「私の昭和歌謡レコード史」(14)
今回は異彩なシングル盤を2枚取り上げてみたい。
そのひとつが当時「あごヒゲ」と「アフロヘアー」で「わかるかな、わかんねェだろうナ」のフレーズで爆発的人気を得た漫談家「松鶴家 千とせ」が歌う童謡「夕やけこやけ」を元歌にアレンジした「わかんねェだろうナ」のシングル盤である(写真1 「わかんねェだろうナ」松鶴家千とせ シングル・ジャケット、ビクター SV-6008 / 写真2 同盤レーベル面)。 なんとこのレコードの売り上げは累計150万枚を超え1976年度の「ビクター・レコード」ヒット賞も受賞している。 誰もが知る童謡などを素材にして彼独特の味のあるフレーズを見事に融合させ築き上げたスタイルに聴衆はハマってしまった。 現在も息の長い活躍をされているところも立派である。

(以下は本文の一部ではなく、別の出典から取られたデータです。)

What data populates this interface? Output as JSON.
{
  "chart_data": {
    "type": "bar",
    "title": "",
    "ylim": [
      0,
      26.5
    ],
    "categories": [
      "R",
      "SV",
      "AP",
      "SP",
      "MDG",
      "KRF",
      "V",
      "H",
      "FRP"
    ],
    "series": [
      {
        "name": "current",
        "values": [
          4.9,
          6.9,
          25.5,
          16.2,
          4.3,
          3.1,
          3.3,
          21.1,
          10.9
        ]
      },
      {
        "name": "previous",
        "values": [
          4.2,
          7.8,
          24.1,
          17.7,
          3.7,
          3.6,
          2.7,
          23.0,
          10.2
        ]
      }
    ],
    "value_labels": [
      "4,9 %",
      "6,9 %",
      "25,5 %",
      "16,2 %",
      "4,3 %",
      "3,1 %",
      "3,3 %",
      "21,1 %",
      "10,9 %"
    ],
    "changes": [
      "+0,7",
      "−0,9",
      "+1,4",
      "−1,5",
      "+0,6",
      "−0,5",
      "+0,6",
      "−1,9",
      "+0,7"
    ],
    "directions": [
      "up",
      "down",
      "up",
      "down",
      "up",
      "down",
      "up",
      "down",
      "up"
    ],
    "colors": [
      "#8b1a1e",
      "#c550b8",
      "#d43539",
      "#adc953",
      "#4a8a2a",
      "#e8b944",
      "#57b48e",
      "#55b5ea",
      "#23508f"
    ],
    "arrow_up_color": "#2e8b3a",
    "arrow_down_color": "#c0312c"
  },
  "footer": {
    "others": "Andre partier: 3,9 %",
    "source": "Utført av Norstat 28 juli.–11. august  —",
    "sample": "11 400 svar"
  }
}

そして2枚目は1985年リリース、「なぎら健壱」のシングル盤「ラブユー東京スポーツ」である(写真3 「ラブユー東京スポーツ」なぎら健壱 シングル・ジャケット、フォーライフ・レコード-7K-180 / 写真2-同盤レーベル面)。 彼は「フォーク歌手」「俳優」「エッセイスト」等々いくつもの顔を持つタレントである。 タイトルにある「東京スポーツ」は「力道山時代」筆者が小・中学生のころから愛読していた当時駅売り「10円」のプロレス専門スポーツ新聞である。とにかく「赤字」の大げさな見出しが目をひいた。 タイトルのように「東京スポーツ」大好き人間のコミック・ソング、スタジオに聴衆を入れての録音か否かは(?)わからないが拍手も入っている。 また「B面」の曲は「下町」と書いて「まち」とフリガナがふってあるが下町のノスタルジアを歌った味わい深い作品となっている。もちろん両曲とも作詞・作曲は本人「なぎら健壱」である。